Christopher Lemmer Webber is a user on octodon.social. You can follow them or interact with them if you have an account anywhere in the fediverse. If you don't, you can sign up here.

@cwebber expert systems come back from the grave

or were they ever really dead

@KitRedgrave maybe the ai winter was really just an ai cryogenic freeze

@cwebber i would love to know how they deal with ingesting all these papers and generating a suitable knowledge representation. are they using a different machine for that?

@KitRedgrave Oh, it's converting it I think somehow. I'm going to look at what it's using.

@KitRedgrave HAHA AWESOME

if I'm reading this write it loads it all into racket hashtables and then serializes them as racket files github.com/webyrd/mediKanren/b

@KitRedgrave *if I'm reading this right

but oddly appropriate typo

@cwebber so it's a nifty use of minikanren but they have a ways to go

@cwebber @KitRedgrave We had NoSQL. That didn't go far enough. The next step is NoDB. Flat files of serialized data.

@notclacke @KitRedgrave Note that I didn't have the full story:

> There's a little more to it. Greg Rosenblatt created a nice, efficient graph database in Racket that is fast when reading data from disk.

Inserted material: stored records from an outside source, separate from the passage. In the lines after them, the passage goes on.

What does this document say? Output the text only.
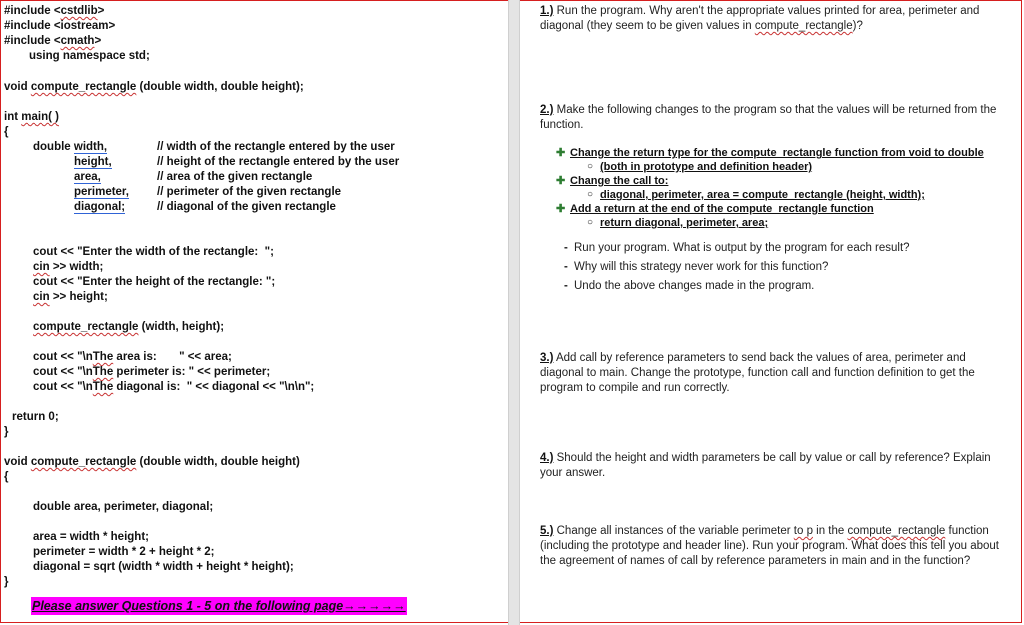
#include <cstdlib>
#include <iostream>
#include <cmath>
using namespace std;
void compute_rectangle (double width, double height);
int main( )
{
double width,
height,
area,
perimeter,
diagonal;
// width of the rectangle entered by the user
// height of the rectangle entered by the user
// area of the given rectangle
// perimeter of the given rectangle
// diagonal of the given rectangle
cout << "Enter the width of the rectangle:  ";
cin >> width;
cout << "Enter the height of the rectangle: ";
cin >> height;
compute_rectangle (width, height);
cout << "\nThe area is:       " << area;
cout << "\nThe perimeter is: " << perimeter;
cout << "\nThe diagonal is:  " << diagonal << "\n\n";
return 0;
}
void compute_rectangle (double width, double height)
{
double area, perimeter, diagonal;
area = width * height;
perimeter = width * 2 + height * 2;
diagonal = sqrt (width * width + height * height);
}
Please answer Questions 1 - 5 on the following page→→→→→
1.) Run the program. Why aren't the appropriate values printed for area, perimeter and diagonal (they seem to be given values in compute_rectangle)?
2.) Make the following changes to the program so that the values will be returned from the function.
✚ Change the return type for the compute_rectangle function from void to double
○ (both in prototype and definition header)
✚ Change the call to:
○ diagonal, perimeter, area = compute_rectangle (height, width);
✚ Add a return at the end of the compute_rectangle function
○ return diagonal, perimeter, area;
- Run your program. What is output by the program for each result?
- Why will this strategy never work for this function?
- Undo the above changes made in the program.
3.) Add call by reference parameters to send back the values of area, perimeter and diagonal to main. Change the prototype, function call and function definition to get the program to compile and run correctly.
4.) Should the height and width parameters be call by value or call by reference? Explain your answer.
5.) Change all instances of the variable perimeter to p in the compute_rectangle function (including the prototype and header line). Run your program. What does this tell you about the agreement of names of call by reference parameters in main and in the function?
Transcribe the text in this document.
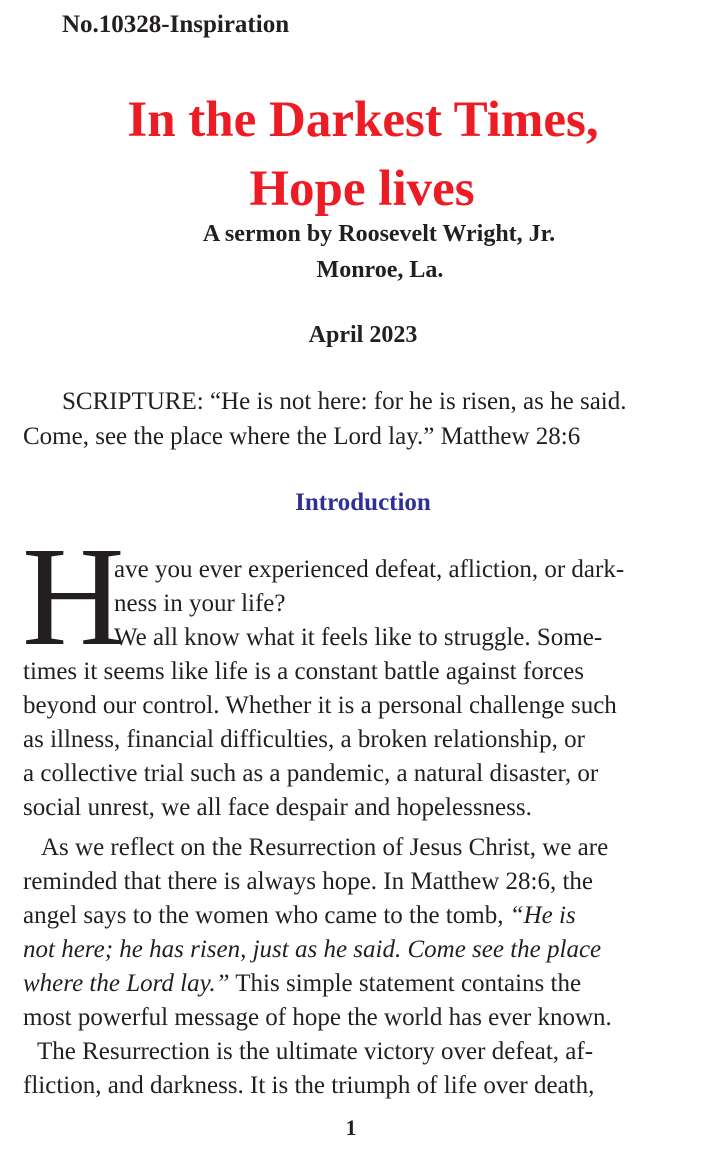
No.10328-Inspiration
In the Darkest Times,
Hope lives
A sermon by Roosevelt Wright, Jr.
Monroe, La.
April 2023
SCRIPTURE: “He is not here: for he is risen, as he said.
Come, see the place where the Lord lay.” Matthew 28:6
Introduction
H
ave you ever experienced defeat, afliction, or dark-
ness in your life?
We all know what it feels like to struggle. Some-
times it seems like life is a constant battle against forces
beyond our control. Whether it is a personal challenge such
as illness, financial difficulties, a broken relationship, or
a collective trial such as a pandemic, a natural disaster, or
social unrest, we all face despair and hopelessness.
As we reflect on the Resurrection of Jesus Christ, we are
reminded that there is always hope. In Matthew 28:6, the
angel says to the women who came to the tomb, “He is
not here; he has risen, just as he said. Come see the place
where the Lord lay.” This simple statement contains the
most powerful message of hope the world has ever known.
The Resurrection is the ultimate victory over defeat, af-
fliction, and darkness. It is the triumph of life over death,
1
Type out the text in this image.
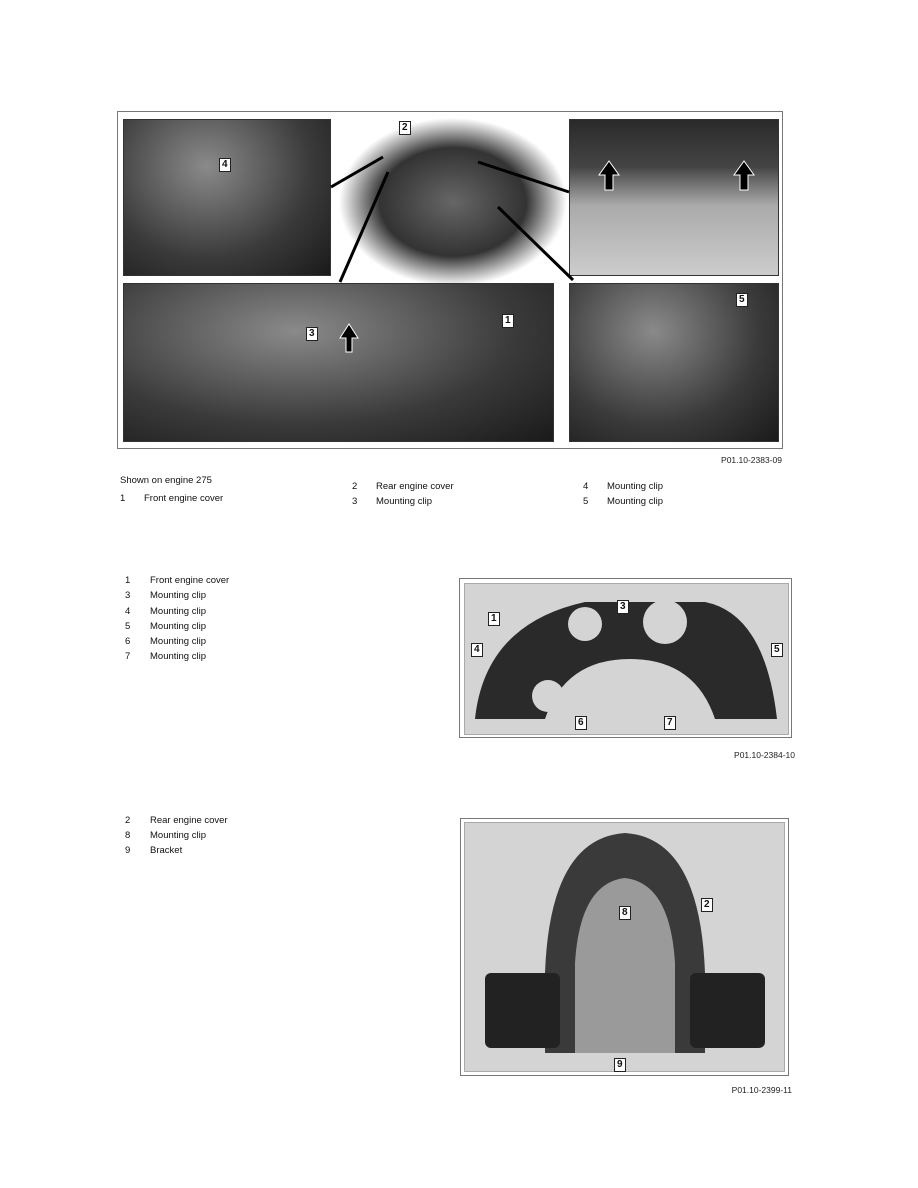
4
2
1
3
5
P01.10-2383-09
Shown on engine 275
1 Front engine cover
2 Rear engine cover
3 Mounting clip
4 Mounting clip
5 Mounting clip
1 Front engine cover
3 Mounting clip
4 Mounting clip
5 Mounting clip
6 Mounting clip
7 Mounting clip
1
3
4	5
6	7
P01.10-2384-10
2 Rear engine cover
8 Mounting clip
9 Bracket
2
8
9
P01.10-2399-11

Works very well in practice! :)

twitter.com/webyrd/status/1006

@KitRedgrave @cwebber it looks like they use something called SemMedDB

@er1n @cwebber oh cool, somebody went and solved that problem. at least for now

@KitRedgrave @cwebber "The Semantic MEDLINE Database (SemMedDB) [1] is a repository of semantic predications (subject-predicate-object triples) extracted by SemRep, a semantic interpreter of biomedical text [2]."

@er1n Oh I didn't realize @KitRedgrave meant the data... I thought we were talking about the data store!

Not the only cool resource published by the us gov and in the public domain... the USDA nutrition database is also cool as hell ars.usda.gov/northeast-area/be

@cwebber @er1n yeah. reading that many papers and getting the knowledge is not at all trivial! interesting that they had some way of getting that large a knowledgebase... though one has to wonder how valid some of it is given that some branches of science have had bad problems with replicable results

@KitRedgrave @er1n I wonder if it's data the FDA itself used for its evaluation of whether or not a drug may be introduced to the market?

@KitRedgrave @er1n @cwebber No, as it hasn't been nearly validated enough. That might help guide what to study, but you are never going to beat a properly done three-phase trial of thousands of people for finding problems with a drug.

@KitRedgrave @cwebber

they hibernate periodically, waiting for strong enough computers to give them the ability to dominate the planet
@KitRedgrave @cwebber this thing isn't Dr. House unless it insults patients and almost kills them before coming up with the right diagnosis

though it is AI, so it'll probably get the killing patients bit right
@cwebber @KitRedgrave I wouldn't mind an AI that could do Hugh Laurie's American account, though
@KitRedgrave @cwebber

> In 15 seconds, the program has an answer: Gleevec, a brand name for imatinib, was designed to treat cancer. But it also turns out to inhibit the BCR gene, which causes asthma. Why does mediKanren think so? The program serves up links to the relevant papers on PubMed, the NIH’s vast research database.

I love that this expert system even explains itself and offers supporting evidence. That's some next-level expert system stuff.